Microsoft Empirical Future
Here's a most interesting article, discussing Microsoft and Intel's deepening investment in and vision for Artificially Intelligent applications:

Microsoft Mapping Course to a Jetsons-Style Future

As I've indicated many times, Microsoft is quite a logical place to look for widespread AI apps, not just because of their prevalence and wealth, but because that wealth has allowed them to hire tons of top-notch researchers in those fields.

In fact, the dearth of discernably "intelligent" software (as opposed to "functionally rich" software, which although not necessarily in principle different, in execution is in fact completely different) from Microsoft or elsewhere has been a major reason for my reservations about "where's all the AI?" all along. If Microsoft's, Intel's, and eventually other's plans to start to play out along the lines they hope, this could start to address my concerns in a major way.

This article is an indication that, perhaps, purely "functional" software, though still important, may be close to the end of its rapid growth trajectory, and "intelligent" software, that explicitly incorporates AI techniques along the lines below (and, eventually, countless others), are finally coming to the fore as the next big source of software and hardware growth.

And though not described in this article, Microsoft is also contributing importantly to the field of robotics, with the first "operating system" for robotic control (that's been around a while), so that not each robot has to have its own custom operating system.

This supports the point I've made repeatedly that the best place to look for sophisticated AI is not from someone's garage, but from the currently recognizable computer hardware and software industries.

And if that in fact becomes the case, you will NOT see AI that kicks your ass, tries to take over the world, or crap like that. You will see AI that is conceived, designed, and produced as consumer applications, for the purpose of making money.

Some interesting quotes from this article:

"Built by researchers at Microsoft, Laura appears as a talking head on a screen. You can speak to her and ask her to handle basic tasks like booking appointments for meetings or scheduling a flight.

More compelling, however, is Laura’s ability to make sophisticated decisions about the people in front of her, judging things like their attire, whether they seem impatient, their importance and their preferred times for appointments.

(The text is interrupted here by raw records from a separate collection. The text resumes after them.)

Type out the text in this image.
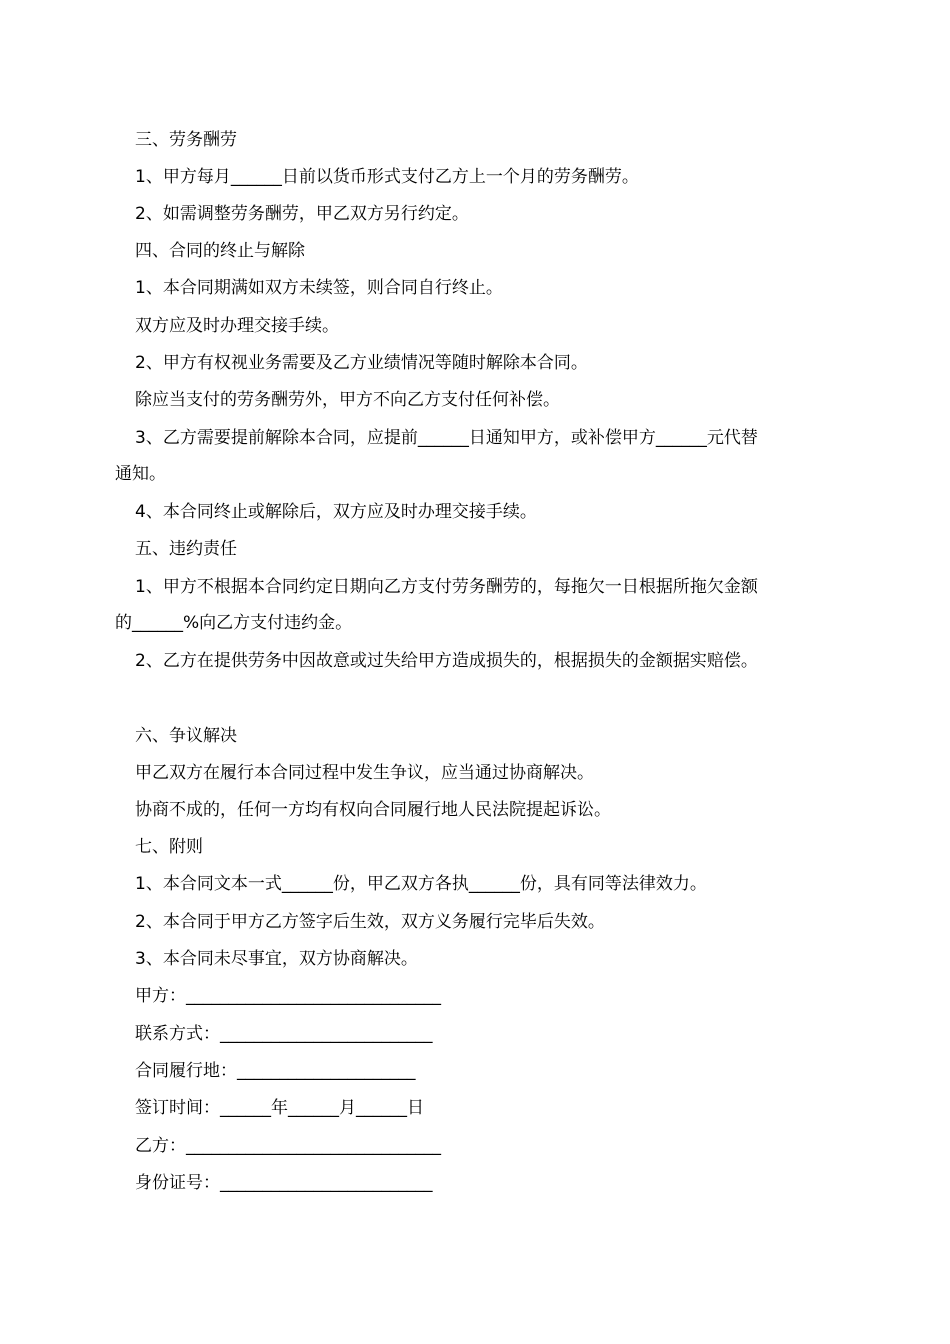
三、劳务酬劳
1、甲方每月______日前以货币形式支付乙方上一个月的劳务酬劳。
2、如需调整劳务酬劳，甲乙双方另行约定。
四、合同的终止与解除
1、本合同期满如双方未续签，则合同自行终止。
双方应及时办理交接手续。
2、甲方有权视业务需要及乙方业绩情况等随时解除本合同。
除应当支付的劳务酬劳外，甲方不向乙方支付任何补偿。
3、乙方需要提前解除本合同，应提前______日通知甲方，或补偿甲方______元代替
通知。
4、本合同终止或解除后，双方应及时办理交接手续。
五、违约责任
1、甲方不根据本合同约定日期向乙方支付劳务酬劳的，每拖欠一日根据所拖欠金额
的______%向乙方支付违约金。
2、乙方在提供劳务中因故意或过失给甲方造成损失的，根据损失的金额据实赔偿。
六、争议解决
甲乙双方在履行本合同过程中发生争议，应当通过协商解决。
协商不成的，任何一方均有权向合同履行地人民法院提起诉讼。
七、附则
1、本合同文本一式______份，甲乙双方各执______份，具有同等法律效力。
2、本合同于甲方乙方签字后生效，双方义务履行完毕后失效。
3、本合同未尽事宜，双方协商解决。
甲方：______________________________
联系方式：_________________________
合同履行地：_____________________
签订时间：______年______月______日
乙方：______________________________
身份证号：_________________________
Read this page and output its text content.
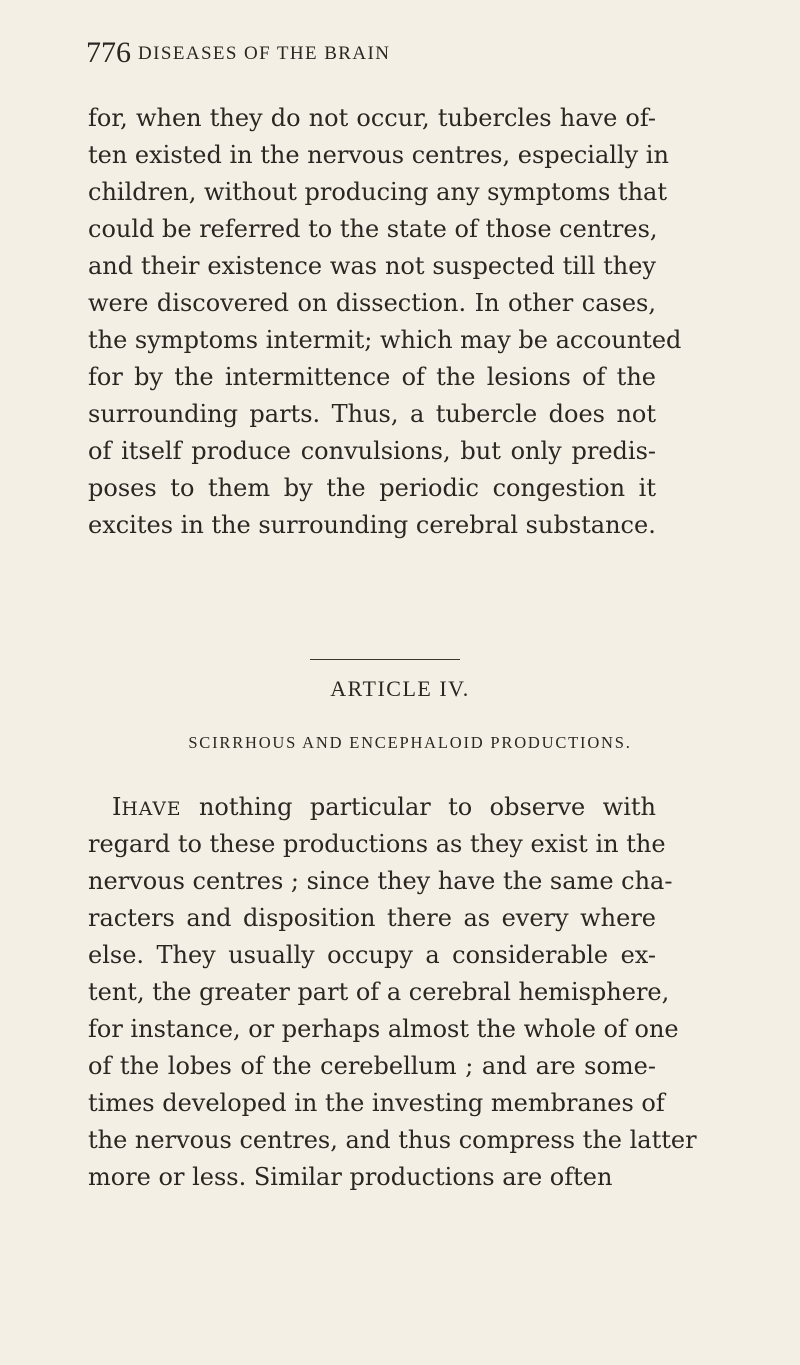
776 DISEASES OF THE BRAIN
for, when they do not occur, tubercles have of-
ten existed in the nervous centres, especially in
children, without producing any symptoms that
could be referred to the state of those centres,
and their existence was not suspected till they
were discovered on dissection. In other cases,
the symptoms intermit; which may be accounted
for by the intermittence of the lesions of the
surrounding parts. Thus, a tubercle does not
of itself produce convulsions, but only predis-
poses to them by the periodic congestion it
excites in the surrounding cerebral substance.
ARTICLE IV.
SCIRRHOUS AND ENCEPHALOID PRODUCTIONS.
IHAVE nothing particular to observe with
regard to these productions as they exist in the
nervous centres ; since they have the same cha-
racters and disposition there as every where
else. They usually occupy a considerable ex-
tent, the greater part of a cerebral hemisphere,
for instance, or perhaps almost the whole of one
of the lobes of the cerebellum ; and are some-
times developed in the investing membranes of
the nervous centres, and thus compress the latter
more or less. Similar productions are often
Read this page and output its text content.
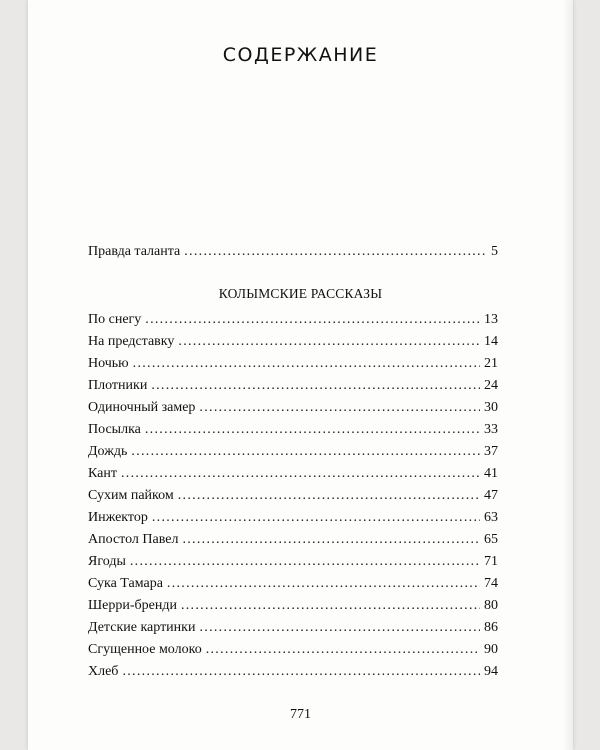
СОДЕРЖАНИЕ
КОЛЫМСКИЕ РАССКАЗЫ
Правда таланта . . .	5
По снегу . . .	13
На представку . . .	14
Ночью . . .	21
Плотники . . .	24
Одиночный замер . . .	30
Посылка . . .	33
Дождь . . .	37
Кант . . .	41
Сухим пайком . . .	47
Инжектор . . .	63
Апостол Павел . . .	65
Ягоды . . .	71
Сука Тамара . . .	74
Шерри-бренди . . .	80
Детские картинки . . .	86
Сгущенное молоко . . .	90
Хлеб . . .	94
771
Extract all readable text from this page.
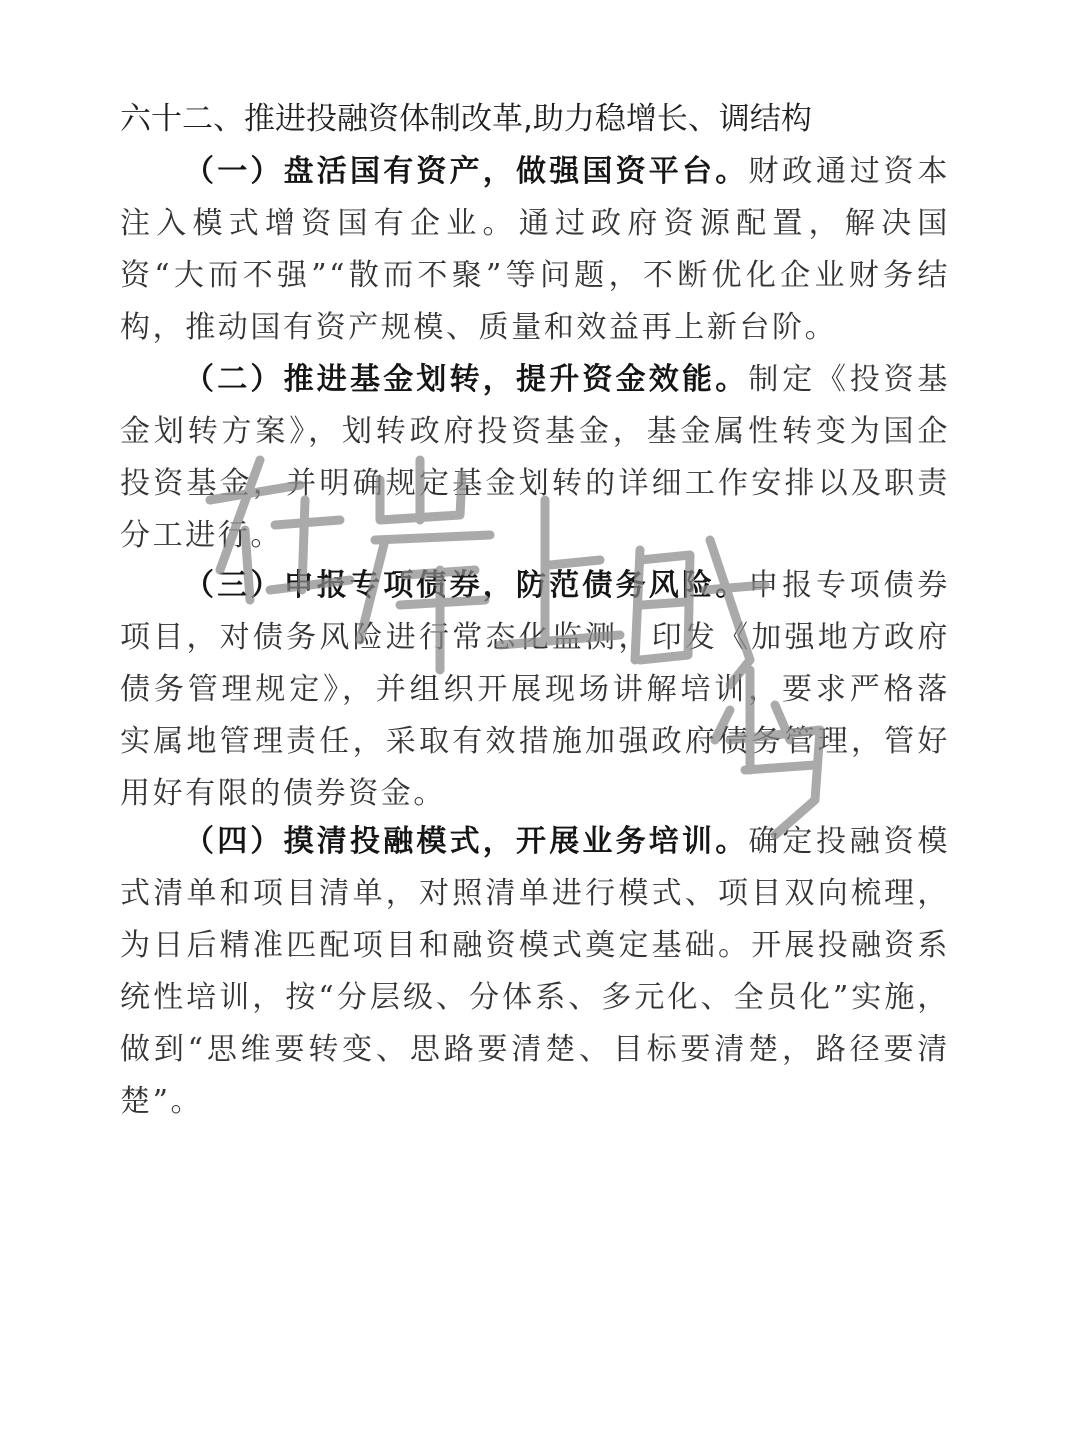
六十二、推进投融资体制改革,助力稳增长、调结构

（一）盘活国有资产，做强国资平台。财政通过资本注入模式增资国有企业。通过政府资源配置，解决国资“大而不强”“散而不聚”等问题，不断优化企业财务结构，推动国有资产规模、质量和效益再上新台阶。

（二）推进基金划转，提升资金效能。制定《投资基金划转方案》，划转政府投资基金，基金属性转变为国企投资基金，并明确规定基金划转的详细工作安排以及职责分工进行。

（三）申报专项债券，防范债务风险。申报专项债券项目，对债务风险进行常态化监测，印发《加强地方政府债务管理规定》，并组织开展现场讲解培训，要求严格落实属地管理责任，采取有效措施加强政府债务管理，管好用好有限的债券资金。

（四）摸清投融模式，开展业务培训。确定投融资模式清单和项目清单，对照清单进行模式、项目双向梳理，为日后精准匹配项目和融资模式奠定基础。开展投融资系统性培训，按“分层级、分体系、多元化、全员化”实施，做到“思维要转变、思路要清楚、目标要清楚，路径要清楚”。
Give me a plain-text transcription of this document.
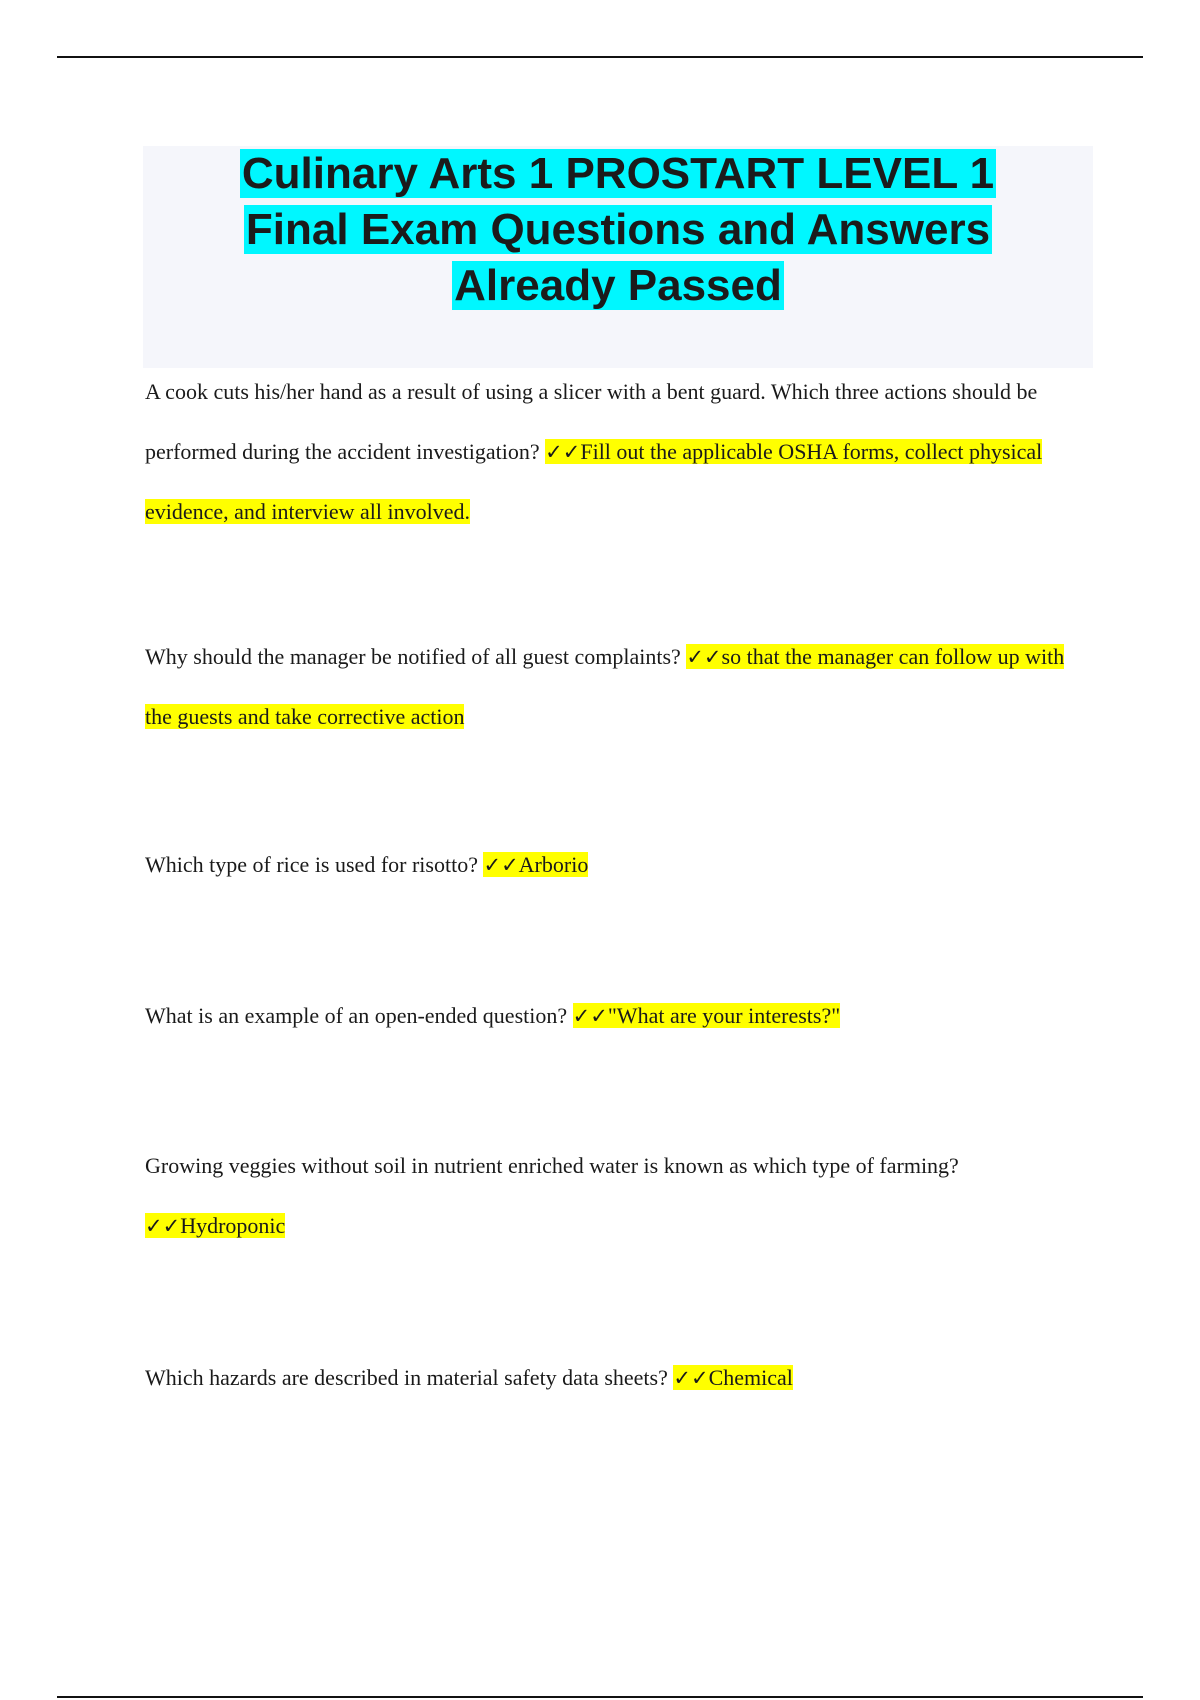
Culinary Arts 1 PROSTART LEVEL 1
Final Exam Questions and Answers
Already Passed

A cook cuts his/her hand as a result of using a slicer with a bent guard. Which three actions should be performed during the accident investigation? ✓✓Fill out the applicable OSHA forms, collect physical evidence, and interview all involved.

Why should the manager be notified of all guest complaints? ✓✓so that the manager can follow up with the guests and take corrective action

Which type of rice is used for risotto? ✓✓Arborio

What is an example of an open-ended question? ✓✓"What are your interests?"

Growing veggies without soil in nutrient enriched water is known as which type of farming? ✓✓Hydroponic

Which hazards are described in material safety data sheets? ✓✓Chemical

Instead of being a relatively dumb terminal, Laura represents a nuanced attempt to recreate the finer aspects of a relationship that can develop between an executive and an assistant over the course of many years."

If "Laura" can do things like the above well, she will be light-years ahead of Ramona, Microsoft's former PC "assistants" such as Bob and the paperclip, or any other chatbot I've seen.

What's Laura doing? Deducing subtle cues from being observant of its human interactant(s), a key aspect of ostensibly intelligent behavior.

I describe a far more advanced version of this same approach, in the context of droids, here:
Envisioning the Hyperintelligent Droid

If you choose to explore this link, scroll near the bottom, where I describe the droid/advanced AI skills of supersubtlety, hyperobservancy, and ultracoordination. The reason for the "super", "hyper", and "ultra" designations is because this is for an ostensibly very advanced, hyperintelligent technology. Of course, before we get to these superlatives, there will simply being able to deduce subtle cues from observant behavior, which the path that Laura, and Microsoft and Intel, are on.